The Manmohan Singh Government has taken several foolish decisions in its mad rush to get more foreign money into India but thankfully, it has refrained from an obvious one: for now, there is no raising of the FDI cap in Indian airlines. Had the meeting this evening, where the Prime Minister presided, decided to hike the current FDI limit from 49 percent to 74 percent in civil aviation, it would have necessitated several other policy changes in civil aviation sector. And some of these could have turned out to be painstaking.
It is interesting to see that the crucial meeting this evening found gumption to even tinker with the highly emotive issue of retail trade but left civil aviation untouched. Commerce Minister Anand Sharma said that now, any single brand retail proposal which envisages 49 percent FDI does not need FIPB approval and only those where FDI beyond 49 percent is envisaged will have to go through FIPB. The meeting this evening also took a rather contentious decision on hiking FDI limit in defence production.
But when it comes to civil aviation, perhaps even the Prime Minister realises how his own flock has created a mess of gigantic proportions. We are referring to the two proposals by foreign airlines which have come in since the ban on foreign airlines investing in Indian carriers was lifted last September.
Enough procedural issues have been dogging the Malaysian airline AirAsia's plan to set up a new airline in partnership with Tata Sons and Telestra Tradeplace. And the proposal by Etihad Airways to pick up 24 percent stake in India's Jet Airways is stuck in myriad regulatory and legal tangles. So the PM is obviously now unwilling to widen this mess by once again tinkering with FDI limits in the civil aviation sector.
Besides, had the limit been increased to 74 percent, the Government would have also had to amend all existing bilateral flying pacts (with more than 100 countries) where it is a pre-condition that Indian airlines using these rights are majority owned by Indians. There is definitely something to be said for open skies policy but perhaps, given the Jet-Etihad and AirAsia precedence, the FDI policy needs to be more detailed and fill in a number of loopholes for providing confidence to foreign investors.
Earlier, Civil Aviation ministry had itself opposed any move to lower FDI cap in the sector, saying there were no requests from any airline for this move.
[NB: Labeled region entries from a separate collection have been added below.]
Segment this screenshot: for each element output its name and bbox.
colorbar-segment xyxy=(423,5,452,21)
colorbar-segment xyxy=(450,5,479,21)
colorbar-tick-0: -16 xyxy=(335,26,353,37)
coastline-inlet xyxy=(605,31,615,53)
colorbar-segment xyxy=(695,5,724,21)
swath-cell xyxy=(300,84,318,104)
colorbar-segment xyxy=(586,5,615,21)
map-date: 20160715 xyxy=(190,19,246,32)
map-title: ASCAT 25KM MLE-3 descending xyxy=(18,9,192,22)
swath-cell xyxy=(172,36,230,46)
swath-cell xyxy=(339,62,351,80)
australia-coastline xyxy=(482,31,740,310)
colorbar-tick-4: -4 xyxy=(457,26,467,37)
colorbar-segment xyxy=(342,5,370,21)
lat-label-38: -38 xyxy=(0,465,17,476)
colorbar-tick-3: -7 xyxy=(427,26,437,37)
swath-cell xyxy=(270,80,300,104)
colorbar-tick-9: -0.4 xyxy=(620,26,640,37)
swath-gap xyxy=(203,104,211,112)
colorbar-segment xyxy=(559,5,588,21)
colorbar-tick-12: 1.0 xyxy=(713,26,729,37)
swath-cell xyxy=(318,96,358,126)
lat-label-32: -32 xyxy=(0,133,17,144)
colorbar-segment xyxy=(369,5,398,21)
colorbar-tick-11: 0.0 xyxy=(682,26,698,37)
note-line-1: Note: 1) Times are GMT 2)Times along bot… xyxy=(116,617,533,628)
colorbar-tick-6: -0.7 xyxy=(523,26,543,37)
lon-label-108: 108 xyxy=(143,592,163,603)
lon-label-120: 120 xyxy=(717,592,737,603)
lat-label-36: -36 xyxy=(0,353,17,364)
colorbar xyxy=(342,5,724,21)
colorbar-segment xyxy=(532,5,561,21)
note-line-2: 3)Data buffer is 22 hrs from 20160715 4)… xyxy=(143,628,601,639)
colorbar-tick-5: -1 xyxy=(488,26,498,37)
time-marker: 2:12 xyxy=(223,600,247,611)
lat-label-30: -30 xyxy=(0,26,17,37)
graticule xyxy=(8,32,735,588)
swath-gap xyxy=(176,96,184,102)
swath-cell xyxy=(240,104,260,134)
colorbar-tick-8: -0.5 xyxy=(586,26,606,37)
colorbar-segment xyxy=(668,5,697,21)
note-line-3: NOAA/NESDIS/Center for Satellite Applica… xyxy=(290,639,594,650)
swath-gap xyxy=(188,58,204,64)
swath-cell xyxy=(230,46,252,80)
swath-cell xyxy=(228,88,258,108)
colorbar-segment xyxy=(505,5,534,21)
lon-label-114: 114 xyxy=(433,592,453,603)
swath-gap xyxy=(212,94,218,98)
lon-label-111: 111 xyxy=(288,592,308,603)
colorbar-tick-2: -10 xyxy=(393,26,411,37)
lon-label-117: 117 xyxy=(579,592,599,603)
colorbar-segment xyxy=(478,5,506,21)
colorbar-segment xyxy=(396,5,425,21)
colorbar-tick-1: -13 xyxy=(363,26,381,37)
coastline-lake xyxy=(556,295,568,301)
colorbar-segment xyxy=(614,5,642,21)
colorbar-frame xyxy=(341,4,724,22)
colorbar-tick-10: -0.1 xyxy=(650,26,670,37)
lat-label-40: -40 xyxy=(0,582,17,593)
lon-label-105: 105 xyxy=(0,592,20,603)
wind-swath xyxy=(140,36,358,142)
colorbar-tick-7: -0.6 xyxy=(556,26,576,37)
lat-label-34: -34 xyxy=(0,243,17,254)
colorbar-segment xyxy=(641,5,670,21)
Meanwhile, a senior official in the Ministry of Civil Aviation said today that the ministry was still working on redrafting a Cabinet Note, which seeks permission from the Cabinet on the amendment of bilateral flying rights between Indian and Abu Dhabi. This bilateral has offered to quadruple the seats for airlines of each country by 2015 and has become a bone of contention between the Prime Minister's Office and Civil Aviation Minister Ajit Singh. It is also inextricably related to the equity deal between Jet and Etihad. This official said the note is still being drafted and was unlikely to come up for discussion at this week's meeting of the Union Cabinet.